First thing this morning I called the specialist, as directed, to get an appointment for our son JJ. The doctor took a moment to look at the reports that had been sent to him and then said that he wanted us to get to his office ASAP. So we got there as quickly as we could. The doctor examined JJ and said that there was a 95+ percent chance that the mass was malignant. He said JJ needed surgery to remove the mass. He ordered blood tests and a CT scan to make sure the cancer has not spread to other parts of his body. He will have surgery tomorrow at 12:30 to remove the mass.

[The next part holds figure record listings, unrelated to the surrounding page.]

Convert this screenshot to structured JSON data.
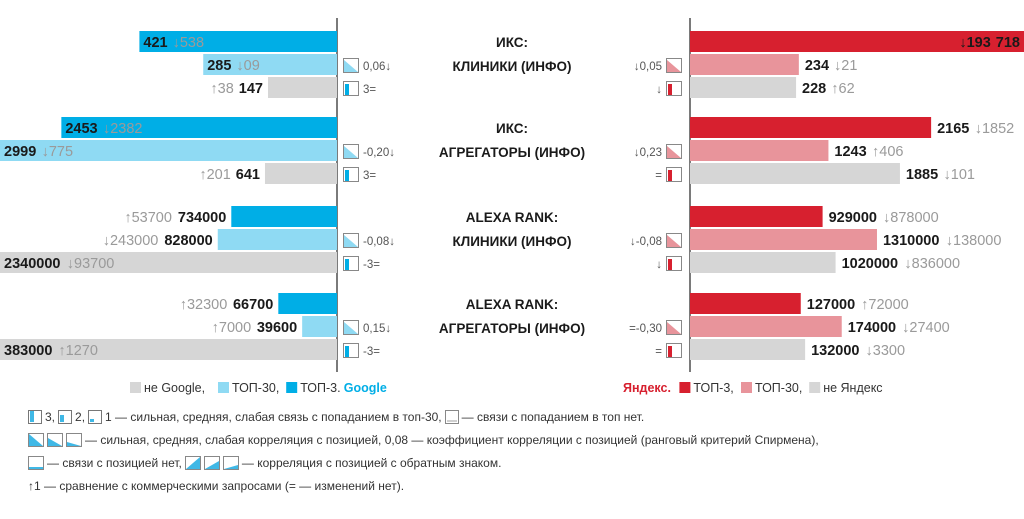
{
  "chart_data": [
    {
      "type": "bar",
      "title": "ИКС: КЛИНИКИ (ИНФО)",
      "google": {
        "corr": "0,06↓",
        "link": "3=",
        "rows": [
          {
            "series": "ТОП-3",
            "value": 421,
            "change": "↓538"
          },
          {
            "series": "ТОП-30",
            "value": 285,
            "change": "↓09"
          },
          {
            "series": "не Google",
            "value": 147,
            "change": "↑38"
          }
        ]
      },
      "yandex": {
        "corr": "↓0,05",
        "link": "↓",
        "rows": [
          {
            "series": "ТОП-3",
            "value": 718,
            "change": "↓193"
          },
          {
            "series": "ТОП-30",
            "value": 234,
            "change": "↓21"
          },
          {
            "series": "не Яндекс",
            "value": 228,
            "change": "↑62"
          }
        ]
      }
    },
    {
      "type": "bar",
      "title": "ИКС: АГРЕГАТОРЫ (ИНФО)",
      "google": {
        "corr": "-0,20↓",
        "link": "3=",
        "rows": [
          {
            "series": "ТОП-3",
            "value": 2453,
            "change": "↓2382"
          },
          {
            "series": "ТОП-30",
            "value": 2999,
            "change": "↓775"
          },
          {
            "series": "не Google",
            "value": 641,
            "change": "↑201"
          }
        ]
      },
      "yandex": {
        "corr": "↓0,23",
        "link": "=",
        "rows": [
          {
            "series": "ТОП-3",
            "value": 2165,
            "change": "↓1852"
          },
          {
            "series": "ТОП-30",
            "value": 1243,
            "change": "↑406"
          },
          {
            "series": "не Яндекс",
            "value": 1885,
            "change": "↓101"
          }
        ]
      }
    },
    {
      "type": "bar",
      "title": "ALEXA RANK: КЛИНИКИ (ИНФО)",
      "google": {
        "corr": "-0,08↓",
        "link": "-3=",
        "rows": [
          {
            "series": "ТОП-3",
            "value": 734000,
            "change": "↑53700"
          },
          {
            "series": "ТОП-30",
            "value": 828000,
            "change": "↓243000"
          },
          {
            "series": "не Google",
            "value": 2340000,
            "change": "↓93700"
          }
        ]
      },
      "yandex": {
        "corr": "↓-0,08",
        "link": "↓",
        "rows": [
          {
            "series": "ТОП-3",
            "value": 929000,
            "change": "↓878000"
          },
          {
            "series": "ТОП-30",
            "value": 1310000,
            "change": "↓138000"
          },
          {
            "series": "не Яндекс",
            "value": 1020000,
            "change": "↓836000"
          }
        ]
      }
    },
    {
      "type": "bar",
      "title": "ALEXA RANK: АГРЕГАТОРЫ (ИНФО)",
      "google": {
        "corr": "0,15↓",
        "link": "-3=",
        "rows": [
          {
            "series": "ТОП-3",
            "value": 66700,
            "change": "↑32300"
          },
          {
            "series": "ТОП-30",
            "value": 39600,
            "change": "↑7000"
          },
          {
            "series": "не Google",
            "value": 383000,
            "change": "↑1270"
          }
        ]
      },
      "yandex": {
        "corr": "=-0,30",
        "link": "=",
        "rows": [
          {
            "series": "ТОП-3",
            "value": 127000,
            "change": "↑72000"
          },
          {
            "series": "ТОП-30",
            "value": 174000,
            "change": "↓27400"
          },
          {
            "series": "не Яндекс",
            "value": 132000,
            "change": "↓3300"
          }
        ]
      }
    }
  ],
  "colors": {
    "google_top3": "#00aee6",
    "google_top30": "#8fdaf3",
    "not_google": "#d6d6d6",
    "yandex_top3": "#d7202f",
    "yandex_top30": "#e8949b",
    "not_yandex": "#d6d6d6",
    "change_text": "#9a9a9a"
  },
  "legend": {
    "google_items": [
      "не Google,",
      "ТОП-30,",
      "ТОП-3."
    ],
    "google_brand": "Google",
    "yandex_brand": "Яндекс.",
    "yandex_items": [
      "ТОП-3,",
      "ТОП-30,",
      "не Яндекс"
    ]
  },
  "notes": {
    "line1_a": "3,",
    "line1_b": "2,",
    "line1_c": "1 — сильная, средняя, слабая связь с попаданием в топ-30,",
    "line1_d": "— связи с попаданием в топ нет.",
    "line2": "— сильная, средняя, слабая корреляция с позицией, 0,08 — коэффициент корреляции с позицией (ранговый критерий Спирмена),",
    "line3_a": "— связи с позицией нет,",
    "line3_b": "— корреляция с позицией с обратным знаком.",
    "line4": "↑1 — сравнение с коммерческими запросами (= — изменений нет)."
  }
}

JJ has been really healthy through his life and has never experienced being a patient in a hospital and all that it involves. Now he has experienced blood tests, an ultrasound, and a CT scan, all in just a couple of days. He is also experiencing not being able to work, having to drop out of college, and many other difficult possibilities.
Jared is handling this all pretty well, considering. We try to keep things light so he can laugh. I am very glad that he can vocalize his questions and fears. We don’t try to offer him false platitudes but let him express that he hates this, or is afraid, or ask questions of how this will affect his life. We honestly discuss the realities of the situation and the options we have.
As parents, we have to face the greatest fear a parent can have. We have to face the fear that our only son is sick, that his cancer could have spread, as well as the fear that we could lose him. These are hard things. We are aware that no matter how strong a person’s faith is, sometimes heartbreaking things happen. Pretending it can’t happen isn’t helpful to me. Knowing it can happen and then struggling to trust God with it is more honest to me. We know He is near, but it’s ok to cry.
Of tremendous comfort are those who have gone through this sort of heartache, who understand the fear. To have them wrap their arms around us and cry with us and give us their wisdom is of great value. One friend, who has a disabled son, wrote such a beautiful letter. Part of it says:
Whatever you want to share or talk about – I am here for all of you…I am weeping with you my friends and maybe this will be one of the times that we see Adonai work His miracles – I am praying for it – pleading for it. There is a hope for our children,TJ. Yeshua [Jesus] is collecting up all the tears we weep and bringing them before the Father.
I am crying too hard to say things the way I mean and to be encouraging. You are a strong family and your faith is strong. Hang onto Yeshua and He will not let you go! He is our strength and our refuge – we can hide in the shelter of His wings. Hide there and you will remain strong.
Other friends have written similar things, and I feel strengthened by their tears and love
. It is also a comfort that so many friends are praying for JJ, and they are asking their friends to pray for him. It’s like a web reaching around the country and world. How awesome.
We are exhausted.
We are all sleeping downstairs tonight on recliners and couches. We need to be near each other, not alone.